2.3 Drug Delivery System Intranasal Drug Delivery System Intranasal (DDS Intranasal) merupakan sistem pengahantaran obat melalui hidung. Mukosa hidung telah dianggap sebagai rute pemberian obat untuk mencapai 7

absorpsi yang lebih cepat dan lebih tinggi karena dapat mengurangi aktivitas dari saluran pencernaan, mengurangi aktivitas pankreas dan aktivitas enzimatik lambung, pH netral pada mukus hidung akan mengurangi aktivitas gastrointestinal. Dalam beberapa tahun terakhir banyak obat telah terbukti mencapai bioavailabilitas yang lebih baik ke sistemik melalui rute pemberian hidung dibandingkan dengan rute pemberian oral. Pengobatan melalui hidung, telah diakui dalam sistem Ayurvedic obat India, yang disebut dengan "NASAYA KARMA"). Konsep Dasar Penghantaran Obat. Ketika obat digunakan oleh pasien, obat akan menghasilkan efek tertentu yang disebut efek biologis. Efek biologis ini merupakan hasil interaksi obat dengan reseptor tertentu dari obat, dimana obat yang dihantarkan ke tempat kerja diatas pada kecepatan dan konsentrasi tertentu diharapkan dapat memberikan efek terapeutik yang maksimal dan dengan efek samping yang seminimal mungkin. Faktor-faktor yang mempengaruhi absorbsi obat : a.

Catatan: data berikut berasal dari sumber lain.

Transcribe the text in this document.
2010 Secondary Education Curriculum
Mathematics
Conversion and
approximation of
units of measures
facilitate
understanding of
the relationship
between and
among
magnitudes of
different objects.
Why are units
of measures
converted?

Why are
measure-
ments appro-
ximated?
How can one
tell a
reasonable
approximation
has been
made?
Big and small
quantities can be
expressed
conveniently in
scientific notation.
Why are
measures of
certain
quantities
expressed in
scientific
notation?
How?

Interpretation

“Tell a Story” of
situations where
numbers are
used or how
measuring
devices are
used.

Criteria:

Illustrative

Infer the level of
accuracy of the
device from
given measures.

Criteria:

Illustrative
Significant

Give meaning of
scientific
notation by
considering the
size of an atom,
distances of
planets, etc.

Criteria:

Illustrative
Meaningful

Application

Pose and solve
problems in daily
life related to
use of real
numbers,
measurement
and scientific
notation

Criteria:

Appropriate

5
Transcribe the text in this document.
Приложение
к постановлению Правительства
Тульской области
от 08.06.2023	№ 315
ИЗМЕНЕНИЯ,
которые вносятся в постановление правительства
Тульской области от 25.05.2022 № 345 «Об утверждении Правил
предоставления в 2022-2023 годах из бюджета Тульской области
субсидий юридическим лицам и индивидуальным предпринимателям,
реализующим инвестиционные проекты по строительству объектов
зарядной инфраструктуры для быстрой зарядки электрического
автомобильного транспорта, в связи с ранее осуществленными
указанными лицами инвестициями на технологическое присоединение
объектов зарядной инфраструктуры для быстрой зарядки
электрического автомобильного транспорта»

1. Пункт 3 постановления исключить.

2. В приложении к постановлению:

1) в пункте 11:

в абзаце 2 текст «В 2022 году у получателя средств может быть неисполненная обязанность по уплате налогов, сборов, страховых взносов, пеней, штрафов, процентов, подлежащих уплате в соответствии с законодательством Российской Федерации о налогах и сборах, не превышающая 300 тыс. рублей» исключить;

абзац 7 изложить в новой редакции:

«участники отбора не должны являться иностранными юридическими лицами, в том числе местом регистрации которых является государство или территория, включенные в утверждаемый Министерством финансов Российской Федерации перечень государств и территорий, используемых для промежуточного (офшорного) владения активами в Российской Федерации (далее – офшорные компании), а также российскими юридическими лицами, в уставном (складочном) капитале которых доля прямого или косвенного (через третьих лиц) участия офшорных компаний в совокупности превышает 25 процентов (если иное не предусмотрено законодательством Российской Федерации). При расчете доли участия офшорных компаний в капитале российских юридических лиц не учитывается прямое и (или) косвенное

Kelarutan obat Agar dapat diabsorpsi obat harus dalam bentuk larutan. Obat yang diberikan dalam bentuk larutan akan mudah diabsorpsi dibandingkan obat yang harus larut dahulu dalam cairan badan sebelum diabsorpsi. b. Kemampuan obat difusi melintasi membrane sel Obat yang berdifusi melintasi pori-pori membrane lipid kebanyakan obat diabsorpsi dengan pasif c. Kadar obat Semakin tinggi kadar obat dalam larutan semakin cepat obat diabsorpsi d. Sirkulasi darah pada tempat absorpsi Semakin cepat sirkulasi darah maka obat yang diabsorpsi akan semakin besar. e. Luas permukaan kontak obat Untuk mempercepat absorpsi dapat dilakukan dengan memperkecil ukuran partikel obat. f. Bentuk sediaan obat Untuk memperlambat absorpsi obat dapat dilakukan dengan penggunaan obat bentuk kerja panjang g. Rute penggunaan obat Rute pemakaian obat dapat mempengaruhi kecepatan absorpsi obat.

8

Perkembangan obat akhir-akhir ini diarahkan pada bentuk sediaan obat alternatif dari parenteral dimana obat masuk ke dalam sirkulasi sistemik melalui rute bukal, sublingual, nasal, pulmunory dan vaginal. Rute ini juga digunakan untuk pengobatan lokal dimana dosis obat dapat dikurangi dan juga mengurangi efek samping sistemik. Untuk memahami teknologi penghantar obat terdapat beberapa hal yang harus dimengerti, antara lain : a. Konsep Bioavaibilitas b. Proses Absorpsi obat c. Proses Farmakokinetik d. Waktu untuk terapi yang optimal e. Penghantaran obat yang cocok untuk “ New Biotherapeutis “ f. Keterbatasan dari terapi konvensional

Dari berbagai hal diatas, tiga hal yang merupakan unsur terpenting diantaranya bioavaibilitas, penghantaran obat dan pencegahan serta pelepasan obat terkontrol.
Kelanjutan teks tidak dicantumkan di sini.